Clothe the Goblins!
Judd Legum reports that the Moms for Liberty campaign to make books decent for children has led to Florida teachers drawing clothes on picture book illustrations—such as adding underpants to cartoon child in Maurice Sendak’s In the Night Kitchen and covering a goblin’s butt in Unicorns Are The Worst. Other consequences of the group’s pressure were more serious: outright removal of hundreds of books from school library shelves and death threats to school board members who resisted.
Right-Wing Nuts
White Christian nationalists are literally up in arms about fears of a “great replacement” of white people by not-white immigrants. A Tennessee man who planned an attack with explosives and sniper rifles was arrested by the FBI before he could get to the border. A few others were arrested near the border with guns, cannabis, and “a white powdery substance.”
Getting serious about wage theft
While wage theft is getting more ink in newspapers and a little more attention from lawmakers and enforcers, it’s still not getting punished.
In Minnesota, Attorney General Keith Ellison is going after employers who steal money from their employees by making them pay up. He’s suing to get a big dairy farm in Stearns County to pay up three million dollars they stole from employees by shorting hours, not paying overtime, illegal deductions from paychecks, and even threatening and physically assaulting employees.
But shouldn’t they also be prosecuted as criminals? If some kid shoplifts repeatedly, they get a criminal conviction and, if they steal enough or often enough, they go to jail.

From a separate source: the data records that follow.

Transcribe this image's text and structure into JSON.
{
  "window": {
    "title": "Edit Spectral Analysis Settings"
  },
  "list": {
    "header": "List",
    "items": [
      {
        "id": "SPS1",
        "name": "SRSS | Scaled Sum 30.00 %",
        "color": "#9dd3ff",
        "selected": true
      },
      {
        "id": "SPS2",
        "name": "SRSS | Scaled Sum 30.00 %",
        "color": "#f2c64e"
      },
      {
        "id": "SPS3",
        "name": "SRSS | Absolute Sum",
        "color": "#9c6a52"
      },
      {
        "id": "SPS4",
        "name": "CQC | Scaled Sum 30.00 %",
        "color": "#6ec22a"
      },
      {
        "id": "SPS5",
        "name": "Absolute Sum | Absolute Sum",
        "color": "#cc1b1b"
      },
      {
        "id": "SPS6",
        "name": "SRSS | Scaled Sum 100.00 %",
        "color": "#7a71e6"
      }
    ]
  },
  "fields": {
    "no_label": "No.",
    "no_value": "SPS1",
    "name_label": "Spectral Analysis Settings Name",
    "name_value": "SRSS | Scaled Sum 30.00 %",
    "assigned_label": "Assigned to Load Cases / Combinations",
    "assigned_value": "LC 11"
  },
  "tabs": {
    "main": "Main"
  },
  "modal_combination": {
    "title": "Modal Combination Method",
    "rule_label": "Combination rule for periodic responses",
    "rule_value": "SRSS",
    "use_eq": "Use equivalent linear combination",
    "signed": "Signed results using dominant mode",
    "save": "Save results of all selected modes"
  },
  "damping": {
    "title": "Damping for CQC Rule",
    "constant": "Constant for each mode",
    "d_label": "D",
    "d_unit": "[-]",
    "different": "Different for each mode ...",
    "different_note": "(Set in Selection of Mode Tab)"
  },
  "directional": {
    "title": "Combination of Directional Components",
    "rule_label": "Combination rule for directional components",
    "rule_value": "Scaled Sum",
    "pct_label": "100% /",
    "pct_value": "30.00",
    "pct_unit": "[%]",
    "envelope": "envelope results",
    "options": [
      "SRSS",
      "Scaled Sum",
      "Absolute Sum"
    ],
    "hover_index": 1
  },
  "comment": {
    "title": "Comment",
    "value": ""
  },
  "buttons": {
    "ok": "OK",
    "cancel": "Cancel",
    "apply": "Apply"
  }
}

Why isn’t Ellison prosecuting them criminally? Well—that’s the job of county attorneys, not the attorney general. the attorney general can only prosecute if the county attorneys as them to step in. If local authorities don’t want to be bothered prosecuting employers, the thieves get away without punishment. Minnesota’s wage theft law provides for criminal punishment, but according to the Minnesota Reformer’s reporting, “In the past four years, wage theft charges have been brought by prosecutors just five times.”
MN Reformer’s Patrick Coolican writes:
“A $3 million heist of a Minneapolis bank would make national news, whereas when the attorney general alleges a company stole $3 million from its workers, it doesn’t even make the front page of the Star Tribune.
“That’s because we have two justice systems in this country: One for people who knock over a liquor store and come away with a few hundred dollars, and an entirely different one for people who steal millions from their own workers.”
Want to know more about the District of Columbia Circuit Court ruling that Trump is not immune from prosecution?
Here’s a link to the 57-page decision. The good parts start at page 20, after the lengthy discussion of jurisdiction. I particularly like these paragraphs (p. 40):
“We cannot accept former President Trump’s claim that a President has unbounded authority to commit crimes that would neutralize the most fundamental check on executive power — the recognition and implementation of election results. Nor can we sanction his apparent contention that the Executive has carte blanche to violate the rights of individual citizens to vote and to have their votes count.
“At bottom, former President Trump’s stance would collapse our system of separated powers by placing the President beyond the reach of all three Branches. Presidential immunity against federal indictment would mean that, as to the President, the Congress could not legislate, the Executive could not prosecute and the Judiciary could not review. We cannot accept that the office of the Presidency places its former occupants above the law for all time thereafter.”
Unsafe at Any Speed?
One year after the East Palestine freight train derailment released toxic chemicals, driving residents from their homes, none of the promised safety regulations have been passed. Massive lobbying of Congress by the railroad industry blocked even the minimal requirement to have more than one person staffing miles-long trains. Meanwhile, 2023 saw even more derailments than 2022.
Quick Takes
Parker Molloy has a long article stuffed with absolutely on-point anecdotes that show why Context is For Trying to Understand Reality, Not Winning Arguments. That’s the Problem.
Cory Doctorow’s fascinating description of How I got scammed (05 Feb 2024) is an important cautionary tale for even those of us who think we are sophisticated users of today’s technology.
Paul Pfeiffer’s The Giving Tree or a Sharing Garden? offers a scathing take-down of the popular children’s book, a meditation on retirement, and a call to action for sustainability. Quite a lot to pack into a single blog post!